地球のへそ (オーストラリア) 2000年4月


 アリス・スプリングスはオーストラリア大陸中央部に位置する砂漠の中のオアシス。小規模だが、その中にショッピング・センターやレストラン、カフェなどが並んでいる。町はエアーズロックの玄関口でもあり、先住民族のアボリジニが多く暮らす街としても有名だ。

 長い間迫害や差別を受けてきたアボリジニだが、今では国から援助があるので働かなくても生活をしていけるという事を友人のオージーから聞いていた。その為かこのアリス・スプリングスでも、町をうろついたり、だらだらしているアボリジニをよく見かけた。

「地球のへそ」とも呼ばれるエアーズ・ロックは、アリス・スプリングスから約500km離れたところにある。2億3000万年もの昔に創造された、高さ約350m、周囲約10kmにも及ぶ世界最大級の一枚岩のエアーズロック。アボリジニには「ウルル」と呼ばれ、聖地として大切にされている。

 エアーズ・ロックへの観光客はすべてエアーズ・ロック・リゾートという所に滞在する。この中にピンからキリまでの宿があり、私は一番安いドミトリーに宿泊した。リゾート内には生バンドが演奏する大きなオープン・レストランもあった。
 ここで出会ったオージーの観光客一団の中に、片言の日本語を話せる学生がいた。どうやって勉強したのかと聞くと、学校の授業の選択科目にあるのだと言っていた。

 エアーズ・ロック周辺を巡るツアーは、グレイハウンドのチケットに含まれていたと思う。前の晩に雨が降り足元が滑るからという理由で、エアーズ・ロック登山の当日に、登れるかどうかで足止めをくった。

 しばらく待たされた後に登れることにはなったのだが、その待ち時間の為に本来訪れる予定だったマウント・オルガに行く時間がなり、乗客はエアーズ・ロックに登るかマウント・オルガに行くかを選択する羽目になった。
 私はエアーズ・ロック登山を選んだのでマウント・オルガには行けず、頂上から遠くに見えるその姿だけを眺めることになった。

 エアーズ・ロックの麓や周辺には、アボリジニの儀礼や生活などを物語る壁画や痕跡なども多くあった。農耕文化が届くことがなかったオーストラリアでアボリジニは数千年にわたり、狩猟や採取による生活を続けていたという。

 シドニーの近郊にあるブルー・マウンテンズのスリー・シスターズへ行った時、そこでディジュリドゥ(アボリジニの楽器)を吹くアボリジニがいた。友人のオージー曰く、そういう所に現れるのは本物のアボリジニではないとのこと。

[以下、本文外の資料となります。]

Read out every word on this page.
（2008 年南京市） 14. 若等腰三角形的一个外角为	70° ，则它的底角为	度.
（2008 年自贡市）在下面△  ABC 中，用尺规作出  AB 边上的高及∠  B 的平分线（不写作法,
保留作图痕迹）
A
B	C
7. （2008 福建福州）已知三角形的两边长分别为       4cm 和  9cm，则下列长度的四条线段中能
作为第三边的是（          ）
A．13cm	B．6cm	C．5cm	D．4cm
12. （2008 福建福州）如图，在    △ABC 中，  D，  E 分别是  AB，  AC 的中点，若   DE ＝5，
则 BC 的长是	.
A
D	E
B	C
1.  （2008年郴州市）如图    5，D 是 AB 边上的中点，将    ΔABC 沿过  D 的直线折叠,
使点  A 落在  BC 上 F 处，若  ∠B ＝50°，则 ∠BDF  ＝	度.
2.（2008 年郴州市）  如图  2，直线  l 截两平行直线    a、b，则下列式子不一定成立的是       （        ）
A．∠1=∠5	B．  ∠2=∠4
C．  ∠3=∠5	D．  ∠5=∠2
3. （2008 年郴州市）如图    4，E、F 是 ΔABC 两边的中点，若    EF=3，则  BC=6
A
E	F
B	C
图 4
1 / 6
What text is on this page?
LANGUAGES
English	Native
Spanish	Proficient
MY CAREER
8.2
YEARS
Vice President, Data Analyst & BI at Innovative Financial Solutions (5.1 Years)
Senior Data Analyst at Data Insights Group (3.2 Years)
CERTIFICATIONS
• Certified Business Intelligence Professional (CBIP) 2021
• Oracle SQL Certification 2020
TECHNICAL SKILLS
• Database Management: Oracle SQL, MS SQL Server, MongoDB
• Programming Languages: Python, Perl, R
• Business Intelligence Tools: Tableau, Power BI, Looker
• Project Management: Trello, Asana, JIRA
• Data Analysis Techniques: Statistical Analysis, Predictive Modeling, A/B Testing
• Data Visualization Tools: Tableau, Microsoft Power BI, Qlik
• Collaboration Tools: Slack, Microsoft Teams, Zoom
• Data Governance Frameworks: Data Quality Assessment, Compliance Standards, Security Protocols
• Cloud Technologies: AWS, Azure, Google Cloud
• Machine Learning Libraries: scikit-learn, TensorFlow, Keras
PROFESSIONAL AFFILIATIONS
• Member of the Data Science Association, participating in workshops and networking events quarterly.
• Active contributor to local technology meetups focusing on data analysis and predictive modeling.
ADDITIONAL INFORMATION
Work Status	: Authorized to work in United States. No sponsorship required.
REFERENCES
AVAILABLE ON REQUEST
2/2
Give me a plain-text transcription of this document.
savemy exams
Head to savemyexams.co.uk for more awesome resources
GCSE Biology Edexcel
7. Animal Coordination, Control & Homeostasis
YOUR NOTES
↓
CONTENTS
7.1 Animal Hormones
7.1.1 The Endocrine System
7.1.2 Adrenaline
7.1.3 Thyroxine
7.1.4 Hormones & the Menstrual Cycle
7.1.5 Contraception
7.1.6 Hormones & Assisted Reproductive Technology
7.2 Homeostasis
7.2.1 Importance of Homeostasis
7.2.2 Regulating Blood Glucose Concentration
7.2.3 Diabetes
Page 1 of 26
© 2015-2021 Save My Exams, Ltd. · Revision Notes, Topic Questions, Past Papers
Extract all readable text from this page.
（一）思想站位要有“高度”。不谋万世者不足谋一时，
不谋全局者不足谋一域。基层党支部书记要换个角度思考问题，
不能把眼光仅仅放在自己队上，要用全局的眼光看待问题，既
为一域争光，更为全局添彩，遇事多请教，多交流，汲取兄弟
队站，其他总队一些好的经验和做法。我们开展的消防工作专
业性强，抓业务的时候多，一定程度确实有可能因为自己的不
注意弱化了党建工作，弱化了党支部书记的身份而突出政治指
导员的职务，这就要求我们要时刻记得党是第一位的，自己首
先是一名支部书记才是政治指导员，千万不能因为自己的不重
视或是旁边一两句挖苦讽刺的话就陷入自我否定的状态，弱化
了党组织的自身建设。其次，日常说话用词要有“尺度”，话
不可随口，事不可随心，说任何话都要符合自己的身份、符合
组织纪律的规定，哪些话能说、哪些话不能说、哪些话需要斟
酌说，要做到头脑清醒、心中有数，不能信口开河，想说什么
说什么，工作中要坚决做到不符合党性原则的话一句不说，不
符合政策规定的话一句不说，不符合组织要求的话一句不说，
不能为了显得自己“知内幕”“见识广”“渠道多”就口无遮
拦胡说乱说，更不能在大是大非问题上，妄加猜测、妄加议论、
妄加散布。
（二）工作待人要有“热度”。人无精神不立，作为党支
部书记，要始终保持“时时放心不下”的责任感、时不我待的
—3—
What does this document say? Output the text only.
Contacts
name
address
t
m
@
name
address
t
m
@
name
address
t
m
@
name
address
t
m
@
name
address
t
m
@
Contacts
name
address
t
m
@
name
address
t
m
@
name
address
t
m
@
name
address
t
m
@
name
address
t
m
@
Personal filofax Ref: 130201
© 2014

 エアーズ・ロックからアリス・スプリングスに戻り、安宿のドミトリーを利用した。市内を散策して夜遅く宿に帰ると、私のベッドのマットレスだけが無くなっている。
 その晩は国内で有名なバンドのライヴが町で行われていて宿も混んでいた。部屋の他のベッドは空いておらず、受付も既に閉まっている。

 宿の隣はパブがあり入口が一緒だったので、おそらく経営が同じだろうとバーテンに話したが、俺には関係ないよと言わんばかりに、半分酔っ払って面倒臭そうにしている。頭にきてかなり文句を言うと、ようやく重い腰を上げて他の部屋を用意してきた。

 オーストラリア大陸半周の旅のハイライトでもあったエアーズ・ロック。地球の原風景のような広大な土地にいると、いかに人間がちっぽけな存在かということを思い知らされる。
 地球のへそと言われるエアーズ・ロックだから、その上に立つ人間はやはりゴマのような存在なのだろう。